Paquistão proíbe entrada oficial no Oscar Joyland | Notícias Artes e Cultura

Islamabad, Paquistão – O governo paquistanês proibiu o filme Joyland, que foi a entrada oficial do país do sul da Ásia para o Oscar, por conter “material altamente censurável”, com a controvérsia provocando um debate nas mídias sociais sobre a questão da censura.

O filme, que retrata uma história de amor entre um homem e uma mulher transgênero, ganhou elogios mundiais nos circuitos de festivais de cinema, inclusive em Cannes no início deste ano. Deveria ser lançado no Paquistão em 18 de novembro.

O filme foi aprovado pelos conselhos de censura provinciais e centrais do país em agosto. Os filmes devem ser aprovados pelos conselhos de censura federais e provinciais antes de serem exibidos nos cinemas.

Mas uma reclamação de um líder do partido religioso forçou o conselho federal de censura a reverter sua decisão anterior e declarar o filme inelegível para “todo o Paquistão”.

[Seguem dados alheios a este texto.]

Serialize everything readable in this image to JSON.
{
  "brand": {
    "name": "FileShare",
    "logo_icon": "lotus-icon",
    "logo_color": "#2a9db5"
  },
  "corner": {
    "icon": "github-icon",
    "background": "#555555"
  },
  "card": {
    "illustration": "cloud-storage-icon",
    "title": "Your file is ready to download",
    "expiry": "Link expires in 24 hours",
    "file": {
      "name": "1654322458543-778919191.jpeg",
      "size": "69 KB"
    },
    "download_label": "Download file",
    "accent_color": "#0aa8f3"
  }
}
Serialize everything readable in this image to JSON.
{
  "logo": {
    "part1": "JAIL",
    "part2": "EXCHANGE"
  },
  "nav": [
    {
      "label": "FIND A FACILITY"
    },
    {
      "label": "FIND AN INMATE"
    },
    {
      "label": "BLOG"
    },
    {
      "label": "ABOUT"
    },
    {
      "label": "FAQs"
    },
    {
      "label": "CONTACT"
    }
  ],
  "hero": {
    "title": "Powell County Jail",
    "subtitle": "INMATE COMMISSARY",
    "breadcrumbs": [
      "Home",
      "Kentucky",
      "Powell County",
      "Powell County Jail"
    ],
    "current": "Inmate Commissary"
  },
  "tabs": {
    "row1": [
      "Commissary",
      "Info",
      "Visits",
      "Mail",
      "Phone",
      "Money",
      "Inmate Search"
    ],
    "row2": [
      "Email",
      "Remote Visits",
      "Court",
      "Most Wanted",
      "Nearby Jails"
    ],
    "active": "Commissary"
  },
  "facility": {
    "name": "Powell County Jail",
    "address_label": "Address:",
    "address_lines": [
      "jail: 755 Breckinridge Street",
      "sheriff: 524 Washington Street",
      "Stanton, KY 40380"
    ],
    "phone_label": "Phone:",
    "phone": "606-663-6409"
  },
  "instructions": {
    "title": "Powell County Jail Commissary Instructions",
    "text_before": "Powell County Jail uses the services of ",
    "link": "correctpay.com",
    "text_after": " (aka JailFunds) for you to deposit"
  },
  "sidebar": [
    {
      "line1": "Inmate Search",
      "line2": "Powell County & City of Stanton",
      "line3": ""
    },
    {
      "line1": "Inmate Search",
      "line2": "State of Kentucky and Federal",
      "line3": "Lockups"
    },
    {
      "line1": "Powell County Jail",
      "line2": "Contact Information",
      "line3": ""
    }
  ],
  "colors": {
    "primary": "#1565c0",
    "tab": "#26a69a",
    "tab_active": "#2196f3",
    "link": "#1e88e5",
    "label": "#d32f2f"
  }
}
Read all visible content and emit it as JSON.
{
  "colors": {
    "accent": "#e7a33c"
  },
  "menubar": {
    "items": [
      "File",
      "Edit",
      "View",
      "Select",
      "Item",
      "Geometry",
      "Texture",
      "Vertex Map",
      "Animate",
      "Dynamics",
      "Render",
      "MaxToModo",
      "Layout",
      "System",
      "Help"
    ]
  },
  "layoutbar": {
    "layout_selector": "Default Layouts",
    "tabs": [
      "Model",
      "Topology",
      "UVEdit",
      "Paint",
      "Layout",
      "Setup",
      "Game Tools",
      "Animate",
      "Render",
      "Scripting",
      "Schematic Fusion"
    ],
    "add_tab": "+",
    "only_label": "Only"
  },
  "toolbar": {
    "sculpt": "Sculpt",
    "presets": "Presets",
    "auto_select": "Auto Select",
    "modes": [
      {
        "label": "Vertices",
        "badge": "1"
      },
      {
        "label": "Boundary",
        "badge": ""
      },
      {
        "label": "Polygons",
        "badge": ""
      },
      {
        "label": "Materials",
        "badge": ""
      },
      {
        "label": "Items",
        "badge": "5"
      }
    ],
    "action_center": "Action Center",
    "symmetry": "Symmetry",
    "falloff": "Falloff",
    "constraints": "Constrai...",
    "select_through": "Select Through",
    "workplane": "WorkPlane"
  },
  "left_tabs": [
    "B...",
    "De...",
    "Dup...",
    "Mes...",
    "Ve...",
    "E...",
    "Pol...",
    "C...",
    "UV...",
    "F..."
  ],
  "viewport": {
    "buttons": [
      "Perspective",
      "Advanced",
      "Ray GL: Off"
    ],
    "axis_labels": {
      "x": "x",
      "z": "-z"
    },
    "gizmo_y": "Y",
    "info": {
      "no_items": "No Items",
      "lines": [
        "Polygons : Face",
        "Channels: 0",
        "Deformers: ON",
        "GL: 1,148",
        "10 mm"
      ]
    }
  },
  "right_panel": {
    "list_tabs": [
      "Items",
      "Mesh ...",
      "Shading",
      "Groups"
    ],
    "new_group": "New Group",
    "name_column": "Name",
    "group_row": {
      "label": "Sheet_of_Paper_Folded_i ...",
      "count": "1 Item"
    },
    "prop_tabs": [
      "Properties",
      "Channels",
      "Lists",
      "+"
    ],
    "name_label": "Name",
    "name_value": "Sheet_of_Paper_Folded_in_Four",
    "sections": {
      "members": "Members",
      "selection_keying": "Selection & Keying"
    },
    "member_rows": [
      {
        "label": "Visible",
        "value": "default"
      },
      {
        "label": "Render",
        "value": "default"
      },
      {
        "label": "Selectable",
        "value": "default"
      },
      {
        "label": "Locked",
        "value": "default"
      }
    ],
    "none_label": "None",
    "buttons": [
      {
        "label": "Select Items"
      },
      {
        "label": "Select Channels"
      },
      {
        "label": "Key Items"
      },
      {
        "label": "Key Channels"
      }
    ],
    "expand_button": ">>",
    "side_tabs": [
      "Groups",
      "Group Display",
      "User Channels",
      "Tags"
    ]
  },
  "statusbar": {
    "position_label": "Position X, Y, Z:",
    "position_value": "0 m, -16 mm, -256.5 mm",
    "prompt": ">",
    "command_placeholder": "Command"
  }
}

“Foram recebidas reclamações por escrito de que o filme contém material altamente censurável que é inconsistente com os valores sociais e os padrões morais de nossa sociedade”, dizia a notificação divulgada na sexta-feira.

O senador do partido Jamaat-e-Islami (JI) Mushtaq Ahmad Khan elogiou a proibição em um tweet, dizendo que como uma república islâmica, o Paquistão deve aderir aos valores e normas islâmicas.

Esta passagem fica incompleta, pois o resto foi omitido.